5.1  Methoden und Formen in Einzel- und Gruppenarbeit

    Das Tun ist wichtiger als das Produkt. Das ist unser Leitsatz bei allen Mal- und Bastelaktionen. Die Dauer der Beschäftigung richtet sich nach alter des Kindes, seinen Interessen, Fähigkeiten und seinem Entwicklungsstand.

    Auch hier gilt unser Grundsatz:  Hilf mir, es selbst zu tun.

     

5.2  Gedanken zur Tagesgestaltung

    Während der Freispielzeit suchen sich die Kinder die Beschäftigung aus, die ihrem momentanen Bedürfnissen entspricht. Die Tagsbetreuungspersonen nehmen die Rolle des Beobachters ein, um auch gegebenenfalls eingreifen zu können:

    um eine Spielanregung zu geben
    Hilfestellung bei Konflikten zu leisten
    bei Bedarf (situationsbezogen) ein Spiel einzelne Kinder oder der ganzen Gruppe zu gestalten
    sich völlig zurückzuziehen und nur zu beobachten

    Gezielt Angebote und intensive Beschäftigungen (wie Malen, Kneten, Basteln, Bilderbücher, Musik, Turnen u.ä. ) werden meist nach dem gemeinsamen Frühstück durchgeführt.

    Wir wollen den Kindern außerdem eine harmonische Essatmosphäre bieten, in dem wir zusammen den Tisch decken, bei besonderen Gelegenheiten auch schmücken und natürlich auch wieder für Ordnung sorgen. Wichtig bei allen Handlungen ist das ganz persönliche Ansprechen des Kindes durch Blick- und Körperkontakt.

     

5.3  Spielmaterial und Ausstattung

    Wir stellen den Kindern Spielmaterial zur Verfügung, das zum Umgang auffordert und die Kreativität entwickeln hilft. Das Spielmaterial ist sowohl dem Alter der Kinder als auch der Lernsituation angepasst (Handpuppen, Puppen, Knete, Kuscheltiere, Rutschefahrzeuge u.ä.)

    Die verschiedenen Spielmaterialien sind in niedrigen Regalen oder Kisten untergebracht, damit die Kinder das Spielzeug ihrer Wahl selbst erreichen können.

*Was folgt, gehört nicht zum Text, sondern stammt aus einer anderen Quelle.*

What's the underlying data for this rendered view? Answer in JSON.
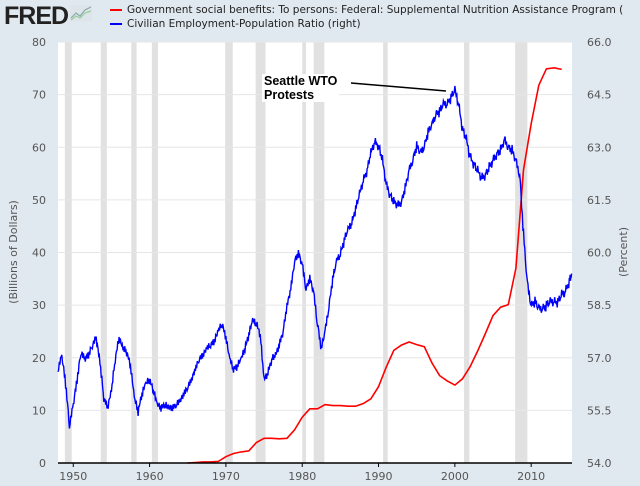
{
  "header": {
    "logo": "FRED",
    "logo_icon": "fred-chart-icon"
  },
  "chart_data": {
    "type": "line",
    "title": "",
    "xlabel": "",
    "ylabel_left": "(Billions of Dollars)",
    "ylabel_right": "(Percent)",
    "xlim": [
      1948,
      2015.35
    ],
    "ylim_left": [
      0,
      80
    ],
    "ylim_right": [
      54.0,
      66.0
    ],
    "x_ticks": [
      "1950",
      "1960",
      "1970",
      "1980",
      "1990",
      "2000",
      "2010"
    ],
    "y_ticks_left": [
      "0",
      "10",
      "20",
      "30",
      "40",
      "50",
      "60",
      "70",
      "80"
    ],
    "y_ticks_right": [
      "54.0",
      "55.5",
      "57.0",
      "58.5",
      "60.0",
      "61.5",
      "63.0",
      "64.5",
      "66.0"
    ],
    "grid": true,
    "legend_position": "top",
    "colors": {
      "snap": "#ff0000",
      "emp": "#0000ff",
      "recession": "#e1e1e1"
    },
    "recessions": [
      [
        1948.9,
        1949.8
      ],
      [
        1953.6,
        1954.4
      ],
      [
        1957.6,
        1958.3
      ],
      [
        1960.3,
        1961.1
      ],
      [
        1969.9,
        1970.9
      ],
      [
        1973.9,
        1975.2
      ],
      [
        1980.0,
        1980.5
      ],
      [
        1981.5,
        1982.9
      ],
      [
        1990.6,
        1991.2
      ],
      [
        2001.2,
        2001.9
      ],
      [
        2007.9,
        2009.5
      ]
    ],
    "annotation": {
      "text_line1": "Seattle WTO",
      "text_line2": "Protests",
      "target_x": 1999.9,
      "target_y_right": 64.5
    },
    "series": [
      {
        "name": "Government social benefits: To persons: Federal: Supplemental Nutrition Assistance Program (",
        "axis": "left",
        "x": [
          1965,
          1966,
          1967,
          1968,
          1969,
          1970,
          1971,
          1972,
          1973,
          1974,
          1975,
          1976,
          1977,
          1978,
          1979,
          1980,
          1981,
          1982,
          1983,
          1984,
          1985,
          1986,
          1987,
          1988,
          1989,
          1990,
          1991,
          1992,
          1993,
          1994,
          1995,
          1996,
          1997,
          1998,
          1999,
          2000,
          2001,
          2002,
          2003,
          2004,
          2005,
          2006,
          2007,
          2008,
          2009,
          2010,
          2011,
          2012,
          2013,
          2014
        ],
        "values": [
          0.0,
          0.1,
          0.2,
          0.2,
          0.3,
          1.2,
          1.8,
          2.1,
          2.3,
          3.9,
          4.7,
          4.7,
          4.6,
          4.7,
          6.3,
          8.7,
          10.3,
          10.3,
          11.1,
          10.9,
          10.9,
          10.8,
          10.8,
          11.3,
          12.2,
          14.5,
          18.2,
          21.4,
          22.4,
          23.0,
          22.5,
          22.1,
          19.0,
          16.6,
          15.6,
          14.8,
          16.0,
          18.3,
          21.3,
          24.6,
          28.0,
          29.6,
          30.1,
          37.0,
          55.7,
          64.5,
          71.8,
          74.9,
          75.1,
          74.8
        ]
      },
      {
        "name": "Civilian Employment-Population Ratio (right)",
        "axis": "right",
        "x": [
          1948,
          1948.5,
          1949,
          1949.5,
          1950,
          1950.5,
          1951,
          1951.5,
          1952,
          1952.5,
          1953,
          1953.5,
          1954,
          1954.5,
          1955,
          1955.5,
          1956,
          1956.5,
          1957,
          1957.5,
          1958,
          1958.5,
          1959,
          1959.5,
          1960,
          1960.5,
          1961,
          1961.5,
          1962,
          1962.5,
          1963,
          1963.5,
          1964,
          1964.5,
          1965,
          1965.5,
          1966,
          1966.5,
          1967,
          1967.5,
          1968,
          1968.5,
          1969,
          1969.5,
          1970,
          1970.5,
          1971,
          1971.5,
          1972,
          1972.5,
          1973,
          1973.5,
          1974,
          1974.5,
          1975,
          1975.5,
          1976,
          1976.5,
          1977,
          1977.5,
          1978,
          1978.5,
          1979,
          1979.5,
          1980,
          1980.5,
          1981,
          1981.5,
          1982,
          1982.5,
          1983,
          1983.5,
          1984,
          1984.5,
          1985,
          1985.5,
          1986,
          1986.5,
          1987,
          1987.5,
          1988,
          1988.5,
          1989,
          1989.5,
          1990,
          1990.5,
          1991,
          1991.5,
          1992,
          1992.5,
          1993,
          1993.5,
          1994,
          1994.5,
          1995,
          1995.5,
          1996,
          1996.5,
          1997,
          1997.5,
          1998,
          1998.5,
          1999,
          1999.5,
          2000,
          2000.5,
          2001,
          2001.5,
          2002,
          2002.5,
          2003,
          2003.5,
          2004,
          2004.5,
          2005,
          2005.5,
          2006,
          2006.5,
          2007,
          2007.5,
          2008,
          2008.5,
          2009,
          2009.5,
          2010,
          2010.5,
          2011,
          2011.5,
          2012,
          2012.5,
          2013,
          2013.5,
          2014,
          2014.5,
          2015,
          2015.3
        ],
        "values": [
          56.6,
          57.0,
          56.2,
          55.0,
          55.6,
          56.3,
          57.1,
          56.9,
          57.0,
          57.3,
          57.5,
          56.8,
          55.8,
          55.5,
          56.0,
          56.9,
          57.5,
          57.2,
          57.1,
          56.7,
          55.8,
          55.4,
          55.9,
          56.2,
          56.3,
          56.0,
          55.6,
          55.5,
          55.6,
          55.5,
          55.5,
          55.6,
          55.7,
          55.9,
          56.1,
          56.3,
          56.6,
          56.9,
          57.0,
          57.2,
          57.3,
          57.4,
          57.7,
          57.9,
          57.5,
          56.9,
          56.6,
          56.7,
          56.9,
          57.2,
          57.6,
          58.0,
          57.9,
          57.6,
          56.3,
          56.5,
          56.9,
          57.0,
          57.3,
          57.7,
          58.4,
          58.9,
          59.7,
          59.9,
          59.6,
          58.9,
          59.2,
          58.8,
          57.9,
          57.2,
          57.7,
          58.4,
          59.2,
          59.7,
          59.9,
          60.3,
          60.6,
          60.8,
          61.2,
          61.6,
          62.0,
          62.3,
          62.8,
          63.1,
          63.0,
          62.6,
          61.9,
          61.6,
          61.4,
          61.3,
          61.4,
          61.8,
          62.3,
          62.6,
          63.0,
          62.8,
          63.0,
          63.4,
          63.6,
          63.9,
          64.0,
          64.2,
          64.2,
          64.4,
          64.6,
          64.2,
          63.5,
          63.2,
          62.7,
          62.5,
          62.3,
          62.1,
          62.2,
          62.4,
          62.6,
          62.8,
          62.9,
          63.2,
          63.0,
          62.9,
          62.6,
          62.2,
          60.5,
          59.1,
          58.5,
          58.6,
          58.4,
          58.4,
          58.5,
          58.6,
          58.6,
          58.6,
          58.8,
          58.9,
          59.2,
          59.4
        ]
      }
    ]
  }
}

    Die Kinder sollen die Möglichkeit haben, sich sowohl mit vorgegebenen Spielsachen als auch mit Spielmaterial aus der Natur auseinander zusetzen.

     

5.4  Eingewöhnungszeit

    Die Zusammenarbeit mit den Eltern ist ein wesentlicher Bestandteil unserer pädagogischen Arbeit. Der erste Kontakt zu den Tagesbetreuungspersonen erfolgt meist im ersten Aufnahmegespräch. Näherer Kontakt von den Tagesbetreuungsperson und Kind findet in der Eingewöhnungsphase statt. Die Eingewöhnungsphase dauert in der Regel zwei bis drei Wochen; (richtet sich immer individuell nach dem einzelnen Kind).
    Als Leitfaden dient hier unser Eingewöhnungskonzept.
    In dieser Zeit kommt das Kind mit einem Elternteil jeden Tag etwas länger in die Großtagespflege. Durch diesen täglichen, lockeren Kontakt mit immer der gleichen Tagesbetreuungsperson entsteht ein Vertrauensverhältnis zwischen Kind, Eltern und Tagesbetreuungsperson.

     

Die Eingewöhnungszeit hängt individuell vom kindlichen Befinden ab. Eine Rolle spielt auch der Lösungsprozess seitens der Eltern.